I long for the good old days when apologists defended Christian orthodoxy and Catholic doctrine, when they offered a robust apologia for the traditional Faith rather than joining in with papal apologies for the wrong the Church has done with her rigid assumptions (like those horrible popes who had malefactors put to death in the Papal States!) or cruel practices (like the thousand years of “dark night” when the Church’s official worship made nearly everyone a “dumb spectator”).[7] Today, on the contrary, we see apologists who bend and flow with the times, throwing in their hat with the modernists’ doctrinal evolutionism.

As Jesus said about rabbinical customs, “You have heard it said… but I say to you,” our papal apologists have arrived at the threshold of a new dispensation: “You have heard it said in the Bible (or in the Church Fathers and Doctors, or in the universal ordinary magisterium, or in previous papal and conciliar documents, etc.) that the death penalty is permissible and admissible as a punishment for serious crime and for the protection of the civil common good, according to the judgment of civil authorities; but I say to you, things have changed, and now we have a different teaching for today: it is never permissible or admissible,” etc. Thus is born Catholic Mormonism, except with the Book of Bergoglio as the newest testament. In this way “Catholic Answers” turns into “Vatican Views.”

It is one thing for apologists who are not theologians to repeat the papal line. Yet even certain bishops of the Catholic Church, having admitted they did not understand His Holiness’ death penalty teaching, nevertheless proposed to alter the national catechism accordingly.[8] Imagine catechizing your child with a teaching that is literally unintelligible even to bishops!

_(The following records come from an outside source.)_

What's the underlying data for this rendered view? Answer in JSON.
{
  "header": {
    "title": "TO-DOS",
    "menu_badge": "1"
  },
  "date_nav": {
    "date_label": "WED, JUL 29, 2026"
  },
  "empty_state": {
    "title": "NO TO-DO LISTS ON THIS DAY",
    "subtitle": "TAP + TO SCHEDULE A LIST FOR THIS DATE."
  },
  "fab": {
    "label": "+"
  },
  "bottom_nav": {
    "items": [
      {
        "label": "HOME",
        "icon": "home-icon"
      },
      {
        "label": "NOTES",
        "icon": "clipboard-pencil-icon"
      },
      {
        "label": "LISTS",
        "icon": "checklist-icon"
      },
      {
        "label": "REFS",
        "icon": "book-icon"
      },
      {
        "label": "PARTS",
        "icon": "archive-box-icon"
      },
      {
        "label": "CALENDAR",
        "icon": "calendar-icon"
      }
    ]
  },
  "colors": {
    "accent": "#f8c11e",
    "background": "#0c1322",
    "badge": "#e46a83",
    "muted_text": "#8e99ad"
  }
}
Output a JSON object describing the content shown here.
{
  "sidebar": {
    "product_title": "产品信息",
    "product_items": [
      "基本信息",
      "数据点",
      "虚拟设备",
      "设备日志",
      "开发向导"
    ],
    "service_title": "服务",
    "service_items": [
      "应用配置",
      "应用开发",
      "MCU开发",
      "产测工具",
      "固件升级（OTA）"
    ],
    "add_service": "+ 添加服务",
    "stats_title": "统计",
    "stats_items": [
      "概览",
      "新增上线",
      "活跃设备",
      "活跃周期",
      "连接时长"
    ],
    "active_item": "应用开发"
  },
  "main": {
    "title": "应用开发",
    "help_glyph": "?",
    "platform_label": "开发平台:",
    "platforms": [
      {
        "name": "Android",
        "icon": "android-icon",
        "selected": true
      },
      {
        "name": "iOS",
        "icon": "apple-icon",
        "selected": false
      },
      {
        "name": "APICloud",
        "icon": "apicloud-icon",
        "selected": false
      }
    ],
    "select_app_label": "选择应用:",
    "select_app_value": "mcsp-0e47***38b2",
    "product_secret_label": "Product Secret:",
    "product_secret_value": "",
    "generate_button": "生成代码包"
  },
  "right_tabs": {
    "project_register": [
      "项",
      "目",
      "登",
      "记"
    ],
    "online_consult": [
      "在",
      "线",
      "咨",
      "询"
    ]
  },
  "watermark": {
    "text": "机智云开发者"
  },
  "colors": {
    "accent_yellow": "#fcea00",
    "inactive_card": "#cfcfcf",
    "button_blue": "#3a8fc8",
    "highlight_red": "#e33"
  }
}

“But what does ‘inadmissible’ mean, Dad?”

“Son, as Bishop Barron said, it’s ‘eloquent ambiguity.’”

Whatever happened to the notion that the universal ordinary magisterium, which we glimpse in the unbroken constancy of the content of hundreds of catechisms published over the past thousand years, is itself infallible? Or has all infallibility been concentrated in the person of the pope and sucked out of every other lodging it enjoyed within the Catholic Church? Behold: the religion of solo papa, the weird counterimage of that other reductionist Christianity based on sola Scriptura, sola fide, sola gratia.

In reality, the modified new Catechism—that is, the Catechism of the Catholic Church with the Bergoglian replacement paragraph on the inadmissibility of capital punishment—may not and must not be used by any believing Catholic in any circumstance or for any reason. I suppose, as with the Synod on Synodality (or “Syn on Syn,” as some have called it), we should be once again grateful for the rise of a Shibboleth by which we can distinguish a true Catholic from a false one.

 

[1] Several good points and links to further reading are made in this post by Joseph Trabbic.

[2] See Peter Kwasniewski, “What Good is a Changing Catechism? Revisiting the Purpose and Limits of a Book.” This lecture is contained in vol. 2 of The Road from Hyperpapalism to Catholicism (Arouca Press, 2022), 137–55; the same volume has a number of relevant chapters on the subject (see, e.g., 44–51, 58–59,75–77, 88–91, 156–59, 246–49, 298–99.

[3] That would be the necessary set of conditions required to declare that it is “inadmissible” in every case.

[4] On these points, see volume 2 of the collected papers from The Josias.

[5] The best single source is Leo XIII’s encyclical on the two powers, Immortale Dei, but the doctrine, known as the “Two Swords,” I have summarized is found in many places, enunciated by Pope Gelasius, Gregory VII, Boniface VIII, among many others.

[6] I say “divinely empowered” because civil authorities do indeed receive their authority from God, not from the people (although the leader can be chosen by the people): see Leo XIII’s Diuturnum Illud.

[7] It was Bugnini who applied the phrase “dark night” to the condition of the Catholic laity confronted by a Latin liturgy; it was, sadly, Pius XI who described laymen praying quietly at Mass as “dumb spectators.”

[8] See LifeSite US bishops follow Pope in calling death penalty ‘inadmissible,’ admit they don’t know what it means.”